On Monday of this week Sahil Lavingia announced he was raising $5 million in new capital for Gumroad via Republic. I received the invitation around Noon and I saw about $1 million committed. While I did not invest, I want to share my thoughts on the opportunity.

I know the feeling of crushing a crowdfunding goal. I was part of the team that helped Hitch become the most backed bottle in crowdfunding history with over 15,000 backers.

Congratulations to Gumroad and 7,000+ investors.

There are generally two ways to invest in a company: a priced round, or a convertible instrument.

What is a priced round? A priced round is an offering and sale of newly-created stock in the company at an agreed-upon per share price. In Gumroad's case Naval Ravikant and Jason Fried invested in a priced-round and outside of the founder, those are the only two other equity holders.

What's a convertible instrument? A convertible instrument (e.g. convertible note, or SAFE) is where you enter a transaction and there is a possibility of the valuation of the company to be postponed. With Republic, each company can customize its Crowd SAFE. In Gumroad's case they include both a valuation cap ($100 million) and a discount (20%). Republic states that investors will receive whichever term is more favorable if there's a trigger event. In the case of Gumroad, an acquisition, or IPO fits the definition of a trigger event.

If the in the trigger event the company is valued greater than $100 million then investors get the benefit of the $100 million valuation. If the valuation is below $100 million they'll get a 20% discount.

If you were one of the 7,000 individuals who invested on Monday, you now have a financial stake in Gumroad, but you are not an immediate holder of equity.

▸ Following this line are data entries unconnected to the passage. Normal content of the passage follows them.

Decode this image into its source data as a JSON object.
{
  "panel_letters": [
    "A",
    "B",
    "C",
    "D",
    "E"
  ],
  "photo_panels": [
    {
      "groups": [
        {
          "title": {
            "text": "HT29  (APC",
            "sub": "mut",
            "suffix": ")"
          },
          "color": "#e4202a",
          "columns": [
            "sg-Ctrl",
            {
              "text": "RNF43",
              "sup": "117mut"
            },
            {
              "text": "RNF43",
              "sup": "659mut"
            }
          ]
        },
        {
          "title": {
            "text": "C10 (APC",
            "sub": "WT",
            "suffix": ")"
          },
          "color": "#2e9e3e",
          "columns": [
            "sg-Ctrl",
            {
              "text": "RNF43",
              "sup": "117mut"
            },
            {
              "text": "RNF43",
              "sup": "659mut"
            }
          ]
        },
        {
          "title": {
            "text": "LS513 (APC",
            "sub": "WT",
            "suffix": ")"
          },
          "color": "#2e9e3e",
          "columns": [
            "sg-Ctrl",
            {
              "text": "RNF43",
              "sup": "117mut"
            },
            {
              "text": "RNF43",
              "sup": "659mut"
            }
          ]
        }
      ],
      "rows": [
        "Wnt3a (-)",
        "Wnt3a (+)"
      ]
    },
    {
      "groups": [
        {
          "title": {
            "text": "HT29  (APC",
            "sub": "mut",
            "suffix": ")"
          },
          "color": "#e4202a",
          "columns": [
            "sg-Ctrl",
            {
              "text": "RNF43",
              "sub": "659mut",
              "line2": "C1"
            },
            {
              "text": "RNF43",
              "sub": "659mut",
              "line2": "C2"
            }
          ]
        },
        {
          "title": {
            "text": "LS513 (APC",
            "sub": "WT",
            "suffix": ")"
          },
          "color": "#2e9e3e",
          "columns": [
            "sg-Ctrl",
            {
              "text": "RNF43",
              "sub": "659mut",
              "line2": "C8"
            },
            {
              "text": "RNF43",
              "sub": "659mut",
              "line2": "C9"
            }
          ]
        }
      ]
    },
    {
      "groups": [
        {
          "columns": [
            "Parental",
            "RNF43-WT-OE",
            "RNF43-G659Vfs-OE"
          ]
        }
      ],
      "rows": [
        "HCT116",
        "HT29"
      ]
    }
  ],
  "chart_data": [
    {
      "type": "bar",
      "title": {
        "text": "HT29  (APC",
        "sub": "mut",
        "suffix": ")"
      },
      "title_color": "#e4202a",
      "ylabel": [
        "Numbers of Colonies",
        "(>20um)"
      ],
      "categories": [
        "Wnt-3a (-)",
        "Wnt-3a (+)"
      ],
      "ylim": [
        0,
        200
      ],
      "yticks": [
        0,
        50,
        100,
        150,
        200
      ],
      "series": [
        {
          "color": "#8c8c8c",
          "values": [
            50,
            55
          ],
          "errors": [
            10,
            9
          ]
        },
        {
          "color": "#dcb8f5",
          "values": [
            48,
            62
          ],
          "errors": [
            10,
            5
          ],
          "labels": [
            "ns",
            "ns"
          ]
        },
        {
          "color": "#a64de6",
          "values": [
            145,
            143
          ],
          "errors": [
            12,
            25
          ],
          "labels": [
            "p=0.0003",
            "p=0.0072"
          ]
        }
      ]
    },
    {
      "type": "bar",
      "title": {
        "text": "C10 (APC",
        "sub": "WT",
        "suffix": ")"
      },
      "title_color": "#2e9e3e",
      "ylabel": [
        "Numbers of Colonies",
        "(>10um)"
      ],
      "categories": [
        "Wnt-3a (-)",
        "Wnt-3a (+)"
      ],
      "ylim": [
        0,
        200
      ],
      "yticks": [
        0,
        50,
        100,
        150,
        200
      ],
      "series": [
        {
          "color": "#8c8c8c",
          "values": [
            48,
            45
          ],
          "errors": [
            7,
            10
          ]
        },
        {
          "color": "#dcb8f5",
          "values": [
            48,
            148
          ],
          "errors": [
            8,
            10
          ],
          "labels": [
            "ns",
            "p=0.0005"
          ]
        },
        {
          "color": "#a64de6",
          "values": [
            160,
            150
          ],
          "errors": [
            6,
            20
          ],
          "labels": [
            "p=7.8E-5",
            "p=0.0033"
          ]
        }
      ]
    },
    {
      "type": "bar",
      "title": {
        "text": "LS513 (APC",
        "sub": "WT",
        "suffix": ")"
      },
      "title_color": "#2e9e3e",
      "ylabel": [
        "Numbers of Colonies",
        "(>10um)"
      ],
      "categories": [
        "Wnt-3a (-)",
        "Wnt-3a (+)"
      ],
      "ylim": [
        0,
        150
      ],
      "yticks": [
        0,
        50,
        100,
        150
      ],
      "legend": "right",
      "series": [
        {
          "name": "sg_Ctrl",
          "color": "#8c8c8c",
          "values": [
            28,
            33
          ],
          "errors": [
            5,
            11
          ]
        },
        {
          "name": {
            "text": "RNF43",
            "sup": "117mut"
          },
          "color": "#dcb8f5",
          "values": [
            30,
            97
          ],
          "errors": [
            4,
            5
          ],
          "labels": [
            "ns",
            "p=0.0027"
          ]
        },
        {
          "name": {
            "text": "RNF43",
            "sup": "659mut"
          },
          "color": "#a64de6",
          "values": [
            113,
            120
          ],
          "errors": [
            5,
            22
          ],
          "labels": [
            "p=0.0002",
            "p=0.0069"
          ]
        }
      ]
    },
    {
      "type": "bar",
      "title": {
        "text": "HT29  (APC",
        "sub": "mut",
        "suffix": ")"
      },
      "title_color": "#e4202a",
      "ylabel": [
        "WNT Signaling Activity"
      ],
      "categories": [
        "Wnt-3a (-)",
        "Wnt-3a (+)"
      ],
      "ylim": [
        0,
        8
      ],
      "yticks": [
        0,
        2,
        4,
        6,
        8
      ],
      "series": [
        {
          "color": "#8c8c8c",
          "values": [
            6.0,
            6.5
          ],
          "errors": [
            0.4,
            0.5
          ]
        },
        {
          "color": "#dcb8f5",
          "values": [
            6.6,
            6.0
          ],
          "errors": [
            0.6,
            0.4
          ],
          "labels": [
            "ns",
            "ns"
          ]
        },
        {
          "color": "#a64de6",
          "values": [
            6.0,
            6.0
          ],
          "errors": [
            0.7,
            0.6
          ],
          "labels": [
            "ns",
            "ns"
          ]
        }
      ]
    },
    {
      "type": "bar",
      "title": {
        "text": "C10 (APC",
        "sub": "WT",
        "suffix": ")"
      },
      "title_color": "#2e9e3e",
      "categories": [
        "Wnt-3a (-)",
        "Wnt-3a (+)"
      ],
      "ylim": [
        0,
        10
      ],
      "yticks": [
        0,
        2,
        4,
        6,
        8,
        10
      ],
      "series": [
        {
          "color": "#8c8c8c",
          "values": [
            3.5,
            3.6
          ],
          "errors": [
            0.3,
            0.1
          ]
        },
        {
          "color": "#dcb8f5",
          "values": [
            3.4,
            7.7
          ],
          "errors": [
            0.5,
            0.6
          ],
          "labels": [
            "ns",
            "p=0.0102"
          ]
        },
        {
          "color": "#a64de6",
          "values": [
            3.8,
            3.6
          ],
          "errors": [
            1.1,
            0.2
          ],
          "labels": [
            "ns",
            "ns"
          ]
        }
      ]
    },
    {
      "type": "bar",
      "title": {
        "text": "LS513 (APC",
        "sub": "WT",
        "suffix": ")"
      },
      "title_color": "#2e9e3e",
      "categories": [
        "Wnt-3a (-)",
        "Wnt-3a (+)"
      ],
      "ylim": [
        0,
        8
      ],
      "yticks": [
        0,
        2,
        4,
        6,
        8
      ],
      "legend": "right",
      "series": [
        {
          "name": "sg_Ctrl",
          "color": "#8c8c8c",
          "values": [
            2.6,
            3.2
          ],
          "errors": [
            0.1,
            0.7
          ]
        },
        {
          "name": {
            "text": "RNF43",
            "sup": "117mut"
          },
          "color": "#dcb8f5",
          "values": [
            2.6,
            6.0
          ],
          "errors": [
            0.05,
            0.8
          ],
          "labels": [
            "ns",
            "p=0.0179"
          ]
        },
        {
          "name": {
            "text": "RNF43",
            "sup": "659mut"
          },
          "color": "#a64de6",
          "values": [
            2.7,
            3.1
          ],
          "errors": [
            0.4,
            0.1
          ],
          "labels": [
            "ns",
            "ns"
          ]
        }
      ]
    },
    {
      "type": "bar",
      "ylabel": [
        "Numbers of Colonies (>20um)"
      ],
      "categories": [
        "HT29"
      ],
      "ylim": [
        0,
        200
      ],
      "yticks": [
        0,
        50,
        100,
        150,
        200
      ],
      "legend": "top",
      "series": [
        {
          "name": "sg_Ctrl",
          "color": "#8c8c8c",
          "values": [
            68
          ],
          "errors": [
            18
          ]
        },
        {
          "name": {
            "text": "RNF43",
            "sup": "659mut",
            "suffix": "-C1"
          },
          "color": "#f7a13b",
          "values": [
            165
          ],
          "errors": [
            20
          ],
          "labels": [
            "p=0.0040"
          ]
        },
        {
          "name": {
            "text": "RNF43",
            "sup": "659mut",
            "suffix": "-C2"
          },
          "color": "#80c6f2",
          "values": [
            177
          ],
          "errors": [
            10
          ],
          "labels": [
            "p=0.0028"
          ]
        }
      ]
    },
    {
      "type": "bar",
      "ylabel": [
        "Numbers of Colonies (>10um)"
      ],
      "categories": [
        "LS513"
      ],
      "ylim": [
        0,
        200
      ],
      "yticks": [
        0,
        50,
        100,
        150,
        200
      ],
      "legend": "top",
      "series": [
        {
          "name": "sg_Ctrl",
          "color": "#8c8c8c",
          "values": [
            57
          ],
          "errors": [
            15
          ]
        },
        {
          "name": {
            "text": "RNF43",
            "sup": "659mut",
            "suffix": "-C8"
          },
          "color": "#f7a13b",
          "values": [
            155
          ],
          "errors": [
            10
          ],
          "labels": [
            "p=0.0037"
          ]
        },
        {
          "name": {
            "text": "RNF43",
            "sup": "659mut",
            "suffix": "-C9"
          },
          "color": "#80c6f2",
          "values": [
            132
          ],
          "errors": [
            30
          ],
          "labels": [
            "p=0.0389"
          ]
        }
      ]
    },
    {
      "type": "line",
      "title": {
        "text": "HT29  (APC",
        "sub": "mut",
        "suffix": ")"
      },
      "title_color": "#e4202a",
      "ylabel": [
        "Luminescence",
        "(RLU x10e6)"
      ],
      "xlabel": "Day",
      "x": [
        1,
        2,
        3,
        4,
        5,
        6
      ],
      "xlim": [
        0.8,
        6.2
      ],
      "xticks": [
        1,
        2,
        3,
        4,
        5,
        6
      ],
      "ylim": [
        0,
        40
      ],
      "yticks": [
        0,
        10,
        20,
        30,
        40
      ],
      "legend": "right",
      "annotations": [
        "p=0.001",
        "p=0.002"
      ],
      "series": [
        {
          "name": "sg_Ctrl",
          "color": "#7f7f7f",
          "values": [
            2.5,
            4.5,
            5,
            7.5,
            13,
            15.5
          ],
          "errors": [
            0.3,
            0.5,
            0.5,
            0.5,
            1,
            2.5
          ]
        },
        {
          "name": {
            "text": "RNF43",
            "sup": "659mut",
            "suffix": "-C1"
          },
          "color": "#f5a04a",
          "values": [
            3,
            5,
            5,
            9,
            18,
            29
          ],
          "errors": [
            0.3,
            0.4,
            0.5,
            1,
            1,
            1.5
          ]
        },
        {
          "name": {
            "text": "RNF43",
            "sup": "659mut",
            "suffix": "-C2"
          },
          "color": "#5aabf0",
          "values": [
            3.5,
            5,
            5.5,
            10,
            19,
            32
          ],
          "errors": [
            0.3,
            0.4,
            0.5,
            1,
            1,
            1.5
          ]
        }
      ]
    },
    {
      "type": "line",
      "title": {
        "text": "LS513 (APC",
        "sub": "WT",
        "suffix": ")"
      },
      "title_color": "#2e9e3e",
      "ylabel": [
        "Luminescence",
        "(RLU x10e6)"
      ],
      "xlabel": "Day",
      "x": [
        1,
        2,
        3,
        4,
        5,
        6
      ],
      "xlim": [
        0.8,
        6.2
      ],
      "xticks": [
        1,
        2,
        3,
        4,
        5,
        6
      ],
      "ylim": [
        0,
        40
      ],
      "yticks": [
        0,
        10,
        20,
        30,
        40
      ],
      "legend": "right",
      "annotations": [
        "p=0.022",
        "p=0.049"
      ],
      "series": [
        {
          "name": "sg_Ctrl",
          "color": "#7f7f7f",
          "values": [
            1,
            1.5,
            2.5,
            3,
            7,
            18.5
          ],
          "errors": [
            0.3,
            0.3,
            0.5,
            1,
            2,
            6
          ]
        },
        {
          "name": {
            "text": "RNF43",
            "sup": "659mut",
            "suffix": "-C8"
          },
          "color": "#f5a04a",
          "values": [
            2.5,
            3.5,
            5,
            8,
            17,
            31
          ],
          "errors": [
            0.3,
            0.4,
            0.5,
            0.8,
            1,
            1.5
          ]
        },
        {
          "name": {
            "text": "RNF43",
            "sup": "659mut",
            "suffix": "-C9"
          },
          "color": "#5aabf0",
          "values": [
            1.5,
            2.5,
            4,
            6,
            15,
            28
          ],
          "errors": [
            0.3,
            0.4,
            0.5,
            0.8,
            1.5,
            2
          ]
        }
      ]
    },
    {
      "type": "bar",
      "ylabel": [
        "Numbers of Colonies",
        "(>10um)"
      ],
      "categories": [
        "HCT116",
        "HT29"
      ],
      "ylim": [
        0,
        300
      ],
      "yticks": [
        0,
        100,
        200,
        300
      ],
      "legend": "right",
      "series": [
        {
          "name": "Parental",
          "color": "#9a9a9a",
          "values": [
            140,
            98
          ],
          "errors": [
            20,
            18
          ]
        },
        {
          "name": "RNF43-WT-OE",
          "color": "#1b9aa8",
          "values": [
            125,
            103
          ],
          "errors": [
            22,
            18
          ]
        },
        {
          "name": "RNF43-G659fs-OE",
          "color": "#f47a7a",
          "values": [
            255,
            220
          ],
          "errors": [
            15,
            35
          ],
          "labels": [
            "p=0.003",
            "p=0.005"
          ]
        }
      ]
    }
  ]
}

In context, though this is amazing. In May 2016 when the U.S. Securities and Exchange Commission enacted Title III of the JOBS Act (aka "Regulation Crowdfunding," or Reg CF" for short) the game changed. What was once an asset class only available to the accredited investor now became more boradly accessible. Under Title III, the majority of the population can now invest in startups for the first time.

The rules currently allow an entrepreneur to raise up to $5 million in a 12-month period from non-accredited investors. Investors can invest a limited amount per 12-month period based on their income and net worth.

This means more investors and more startups.

On a personal note it's been awesome to see how far Sahil has come. I first met him in 2013 and his journey has been real. Last week I shared an essay on 67 statistics about the creator economy. There is a lot of momentum around companies that are supporting this economy. If you're an investor or a founder passionate about the space don't let this news scare you away from helping creators.

I'm curious to see what will change. $6 million is a lot of dough for a company with zero employees.

More importantly, I'm excited to welcome a new generation of investors - all 7,000 of you.